Israel comes to standstill to remember Holocaust

When the siren sounded at 10 a.m. Tuesday, Israel stopped, and for two minutes it remembered.

Pedestrians froze in place and stood at attention. Motorists stopped their cars, opened their doors and stood in the street at attention. Office workers put down telephones and stood beside their desks at attention.

Tuesday was Holocaust Remembrance Day, an annual day of grief and reflection, and this year it had a special, terrible new resonance.

More than a few Israelis survived the Holocaust only to die in recent weeks  inside their homeland, their refuge  at the hands of suicide bombers and other terrorists.

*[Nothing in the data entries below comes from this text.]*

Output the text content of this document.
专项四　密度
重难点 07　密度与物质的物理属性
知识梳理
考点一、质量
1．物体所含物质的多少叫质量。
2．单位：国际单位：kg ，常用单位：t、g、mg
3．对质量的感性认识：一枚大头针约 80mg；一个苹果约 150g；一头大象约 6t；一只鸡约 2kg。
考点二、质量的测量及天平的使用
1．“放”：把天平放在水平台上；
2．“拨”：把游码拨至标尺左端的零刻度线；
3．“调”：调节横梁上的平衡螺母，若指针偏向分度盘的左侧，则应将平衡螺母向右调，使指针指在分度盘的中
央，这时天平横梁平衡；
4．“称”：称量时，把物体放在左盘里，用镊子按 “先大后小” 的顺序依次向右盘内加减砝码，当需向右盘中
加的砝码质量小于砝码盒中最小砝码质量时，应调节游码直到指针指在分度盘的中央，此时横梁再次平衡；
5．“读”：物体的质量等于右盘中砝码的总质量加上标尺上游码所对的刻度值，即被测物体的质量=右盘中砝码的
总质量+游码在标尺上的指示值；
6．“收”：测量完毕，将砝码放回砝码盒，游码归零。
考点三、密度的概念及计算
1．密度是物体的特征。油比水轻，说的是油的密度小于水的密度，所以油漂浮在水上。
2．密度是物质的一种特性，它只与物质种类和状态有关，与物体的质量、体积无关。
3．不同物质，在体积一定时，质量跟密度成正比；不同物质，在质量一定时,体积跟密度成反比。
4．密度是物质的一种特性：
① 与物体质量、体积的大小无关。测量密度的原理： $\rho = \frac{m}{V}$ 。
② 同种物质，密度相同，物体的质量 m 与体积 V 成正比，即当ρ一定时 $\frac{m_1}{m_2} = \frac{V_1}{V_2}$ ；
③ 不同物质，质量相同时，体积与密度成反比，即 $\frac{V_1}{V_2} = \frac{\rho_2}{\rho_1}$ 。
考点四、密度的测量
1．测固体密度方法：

At least three Holocaust survivors perished in the Passover massacre at the Park Hotel in Netanya two weeks ago.

Marianne Lehmann Zaoui fled Germany just ahead of the Nazis and, pretending to be a Christian, found shelter in France. Ten years ago, she and her husband immigrated to Israel. She was killed in the Passover bombing.

Zaoui was 77. She had a husband, three children and seven grandchildren.

“I feel very bad knowing that she went through the hardest time for the Jews in history, and here, in the country where she should have been living in peace, she has gone without having any ability to defend herself,” said her daughter, Debby Stein.

Stein and her husband and their two children were in the hotel that night. Her son, Daniel, 9, sustained minor burns. He and his sister, Eden, 7, are seeing psychologists.

“I have a feeling that I have gone through a new Holocaust,” Stein said.

Most Israelis and other Jewish people do not refer to new Holocausts lightly, acknowledging that little can match the horror of 6 million deaths.

But these days, in Israel, comparisons are being made more often.

March of the Living

Tuesday in Poland, about 2,000 youths retraced the steps of Auschwitz victims at the site of the former Nazi death camp.

Shielded by heavy security for fear of attacks motivated by the violence in the Middle East, marchers said the gas chambers are a reminder of continuing threats to Jews.

The trek from the death camp near Oswiecim to its gas chambers two miles away at Birkenau began with a mournful tone from a shofar, the traditional Jewish ram’s horn.

The March of the Living is an annual event. Many of the marchers carry wooden tablets with the names of their relatives who died at Auschwitz. They place them around the Birkenau railway tracks on which cattle wagons packed with deportees rolled into the camp from all over Europe, bringing them to be gassed.

The Nazis killed more than 1 million people at Birkenau during World War II.

Still no peace

Many Jews have been alarmed by the numerous anti-Semitic attacks in France recently, an apparent reaction to the Israeli offensive against Palestinians to crack down on militants held responsible for attacks on Israeli citizens. France has a large Muslim population.

In Ukraine, about 800 Jewish community leaders, Ukrainian lawmakers and Holocaust survivors expressed support for Israel during a commemoration in the capital, Kiev.

“Today is a day of the Jewish people’s catastrophe and heroism in World War II,” said Kiev’s chief rabbi, Moshe-Reuven Azman. “Today we are in a situation where evil forces refuse to let Jews and world nations live in peace.”

The memorial service took place at Babi Yar, the place in Kiev where Nazi forces executed more than 100,000 Jews and others.